Il modo migliore per danneggiare l’economia di uno Stato che vive principalmente di turismo è senza alcun dubbio quello di colpire i suoi punti sensibili, come i siti archeologici e le strutture ricettive più attrezzate.

Nel caso della Tunisia, non dev’essere stata un’impresa particolarmente difficile per i terroristi dello Stato Islamico, visto che il paese di Beji Caid Essebsi si trova adesso in piena ricostruzione, dopo i fatti della cosiddetta primavera araba, che ne hanno determinato una straordinaria apertura democratica  e inclusiva.

Tornando ai fatti, abbiamo ancora negli occhi le immagini e i filmati provenienti dal museo del Bardo a Tunisi, il più antico del mondo arabo e il più grande e importante della Tunisia, dove lo scorso marzo si è consumata una strage a danno di 21 turisti provenienti da tutto il mondo e di un agente di polizia locale.

Il filo conduttore che lega quell’attentato alla carneficina di Sousse, dove il 26 giugno due uomini arrivati dal mare a bordo di un gommone hanno aperto i fuoco sui turisti in spiaggia, uccidendone 37 e ferendone altrettanti, è sin troppo chiaro.

Con questi attacchi i jihadisti vogliono indebolire l’economia tunisina, rendendo insicuro un Paese che sta cercando di ripartire dopo la fine della dittatura.

Ma perché prendere di mira un Paese come la Tunisia, che non costituisce una seria minaccia militare per i gruppi eversivi, né tantomeno un appetibile terreno di espansione per gli stessi?

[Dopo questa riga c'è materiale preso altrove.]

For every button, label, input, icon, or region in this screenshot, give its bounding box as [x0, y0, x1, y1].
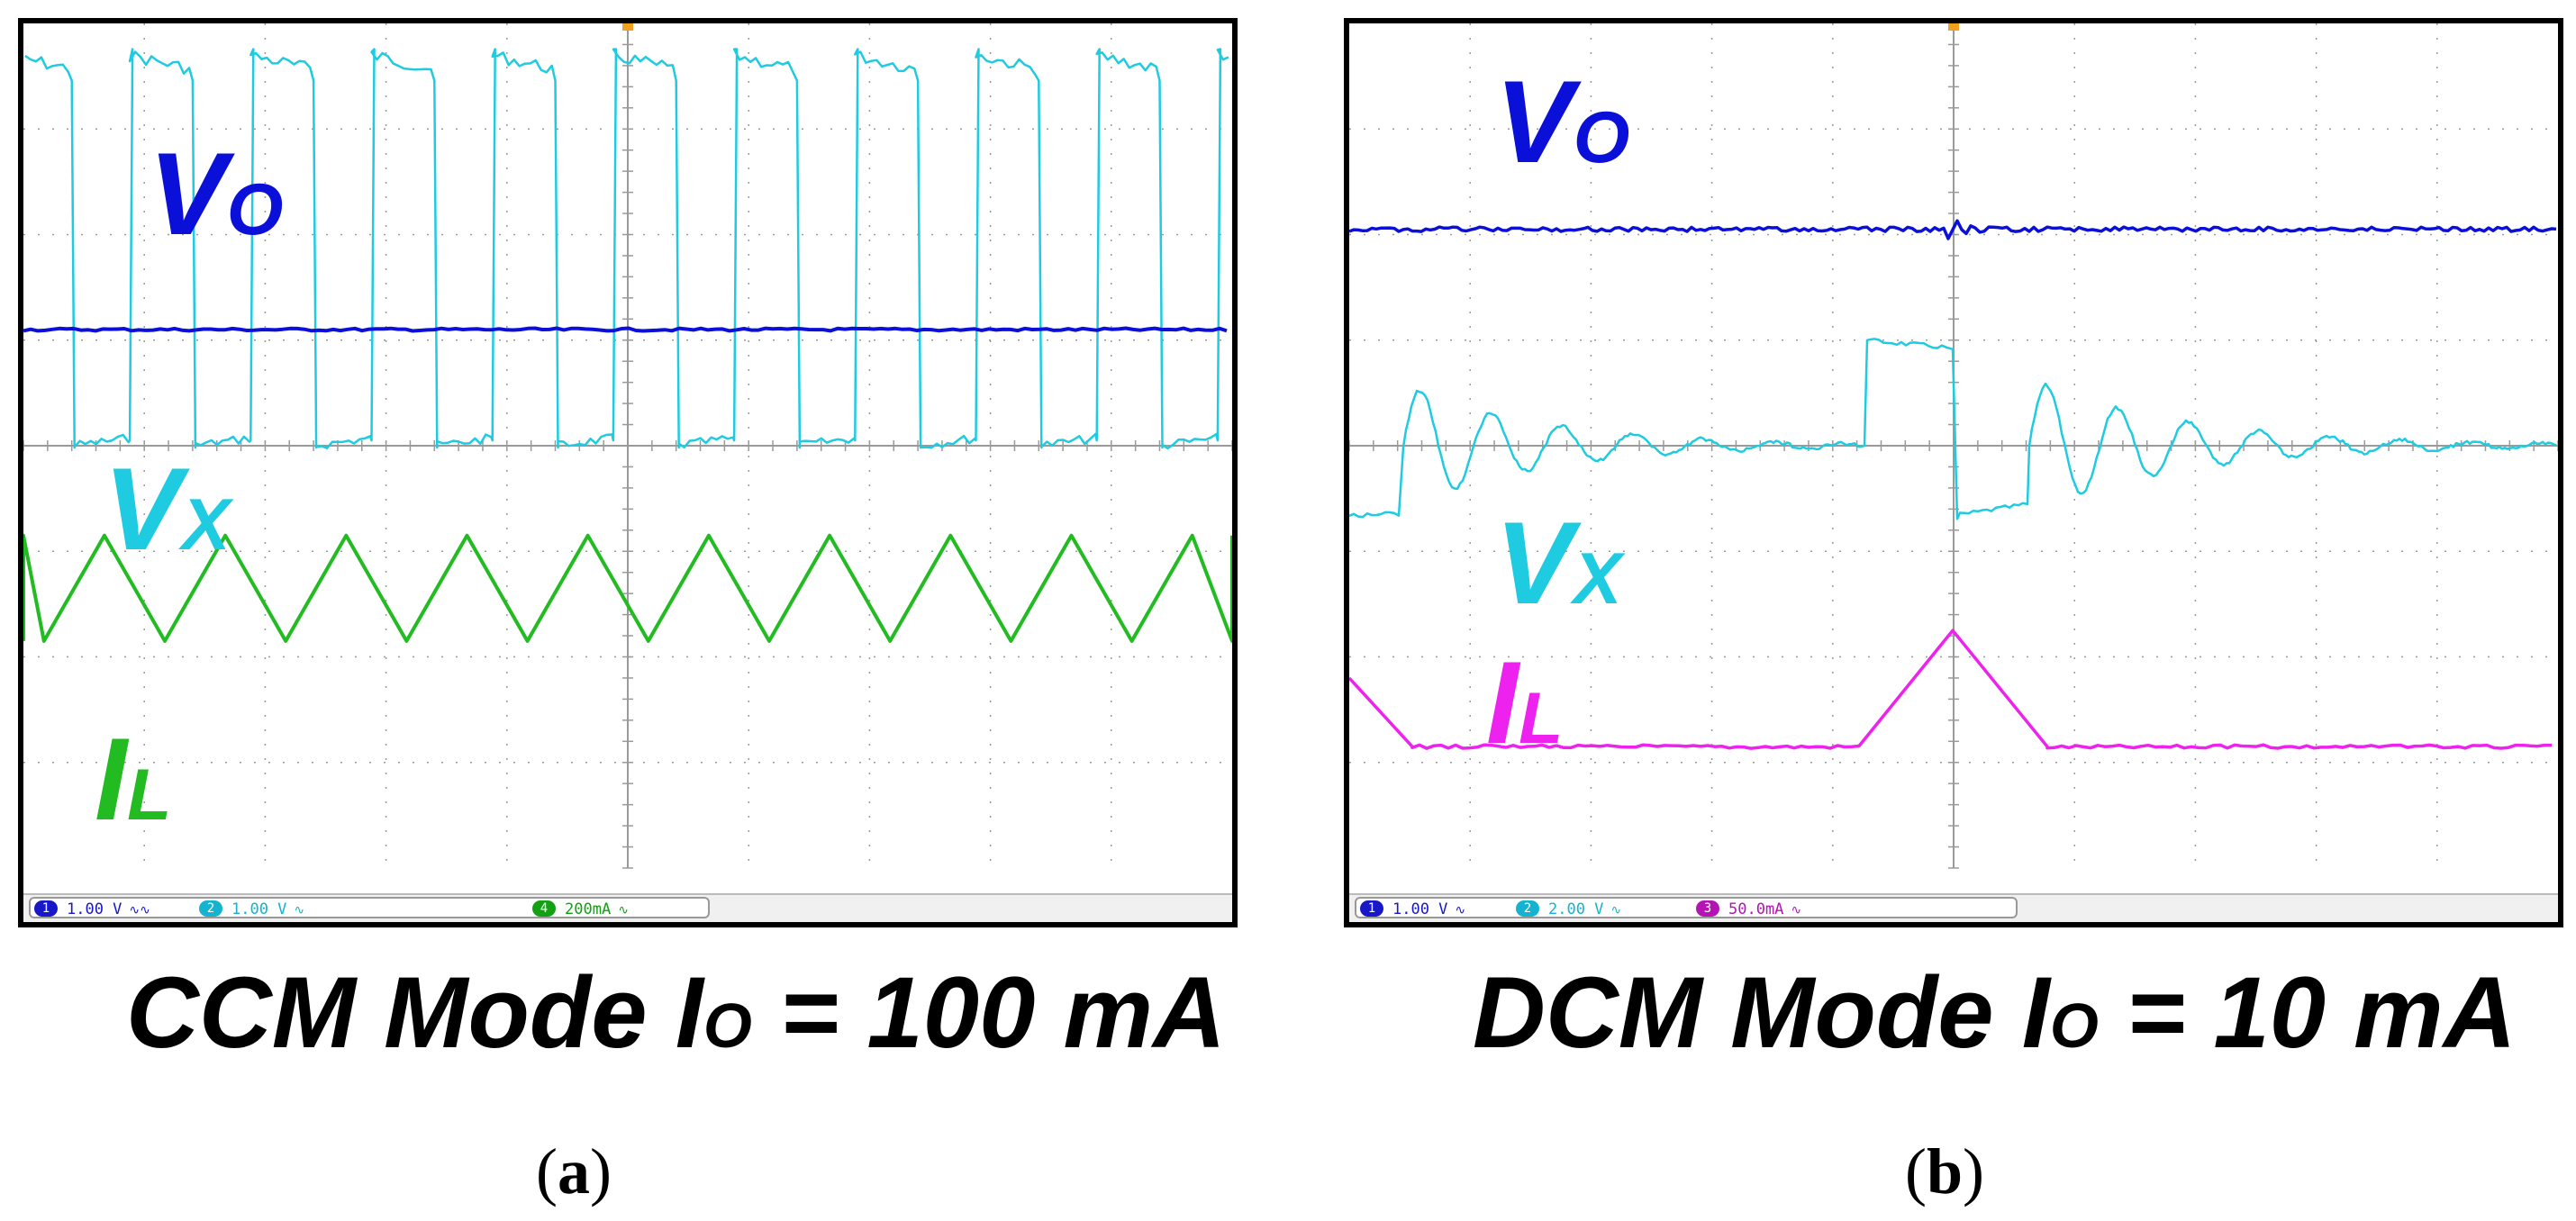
il-label-b: IL — [1486, 637, 1564, 768]
vo-trace — [1349, 219, 2557, 240]
status-bar-b: 1 1.00 V ∿ 2 2.00 V ∿ 3 50.0mA ∿ — [1349, 893, 2558, 922]
trigger-marker — [622, 23, 633, 31]
panel-label-a: (a) — [536, 1135, 612, 1207]
vo-label-b: VO — [1495, 56, 1630, 187]
il-trace — [1349, 629, 2552, 750]
channel-1-readout: 1 1.00 V ∿∿ — [34, 900, 150, 919]
grid — [23, 23, 1232, 869]
channel-2-readout-b: 2 2.00 V ∿ — [1516, 900, 1621, 919]
vo-label-a: VO — [149, 128, 284, 259]
channel-4-readout: 4 200mA ∿ — [532, 900, 629, 919]
vx-label-a: VX — [104, 443, 231, 574]
vx-trace — [24, 48, 1229, 450]
vx-label-b: VX — [1495, 497, 1622, 629]
scope-screen-a: 1 1.00 V ∿∿ 2 1.00 V ∿ 4 200mA ∿ — [18, 18, 1238, 927]
status-box-b — [1355, 897, 2018, 918]
caption-b: DCM Mode IO = 10 mA — [1473, 956, 2517, 1069]
scope-screen-b: 1 1.00 V ∿ 2 2.00 V ∿ 3 50.0mA ∿ — [1344, 18, 2563, 927]
caption-a: CCM Mode IO = 100 mA — [126, 956, 1226, 1069]
vo-trace — [23, 326, 1228, 333]
panel-label-b: (b) — [1905, 1135, 1985, 1207]
oscilloscope-plot-a — [23, 23, 1232, 869]
vx-trace — [1349, 338, 2557, 520]
channel-1-readout-b: 1 1.00 V ∿ — [1360, 900, 1465, 919]
oscilloscope-plot-b — [1349, 23, 2558, 869]
grid — [1349, 23, 2558, 869]
status-bar-a: 1 1.00 V ∿∿ 2 1.00 V ∿ 4 200mA ∿ — [23, 893, 1232, 922]
trigger-marker — [1948, 23, 1959, 31]
status-box-a — [29, 897, 710, 918]
channel-2-readout: 2 1.00 V ∿ — [199, 900, 304, 919]
channel-3-readout-b: 3 50.0mA ∿ — [1696, 900, 1801, 919]
il-label-a: IL — [95, 713, 172, 845]
il-trace — [23, 533, 1232, 643]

Gli attacchi di Tunisi e Sousse ad opera dello Stato Islamico hanno una valenza strategia ed insieme simbolica.

L’assunto di partenza è che i nemici più temibili per la propaganda jihadista sono – oltre alla diffusione della cultura e del libero pensiero – la democrazia e il pluralismo. Questi due elementi, prezioso lascito della Rivoluzione dei Gelsomini, stanno provando a farsi spazio nella Tunisia post-Ben Ali.

L’obiettivo dei terroristi è proprio quello di scardinare ogni velleità di ricostruzione, colpendo lo Stato nei suoi punti vitali e sfruttando le sue debolezze, come l’inadeguatezza a proteggere il paese da parte delle esigue forze di sicurezza nazionale.

L’attentato di Sousse, come quello del Bardo, ha avuto l’effetto di costringere un governo democratico a prendere misure antidemocratiche, pur se temporanee, come la chiusura delle moschee che promuovono il terrorismo o il divieto di sventolare bandiere diverse da quella tunisina.

Colpendo la Tunisia, culla della primavera araba ed esempio di come un paese fino a pochi anni fa vessato dalla dittatura possa intraprendere con successo un vero processo di cambiamento, i jihadisti hanno inteso comunicare al mondo che la loro (sub)cultura non tollera altro che l’autoritarismo e la discriminazione.

In perfetta antitesi con quell’idea di stato civile, democratico e pluralista che i tunisini stanno provando a realizzare.

Adesso più che mai, urge la collaborazione della vicina Europa per contrastare ogni forma di cruento estremismo.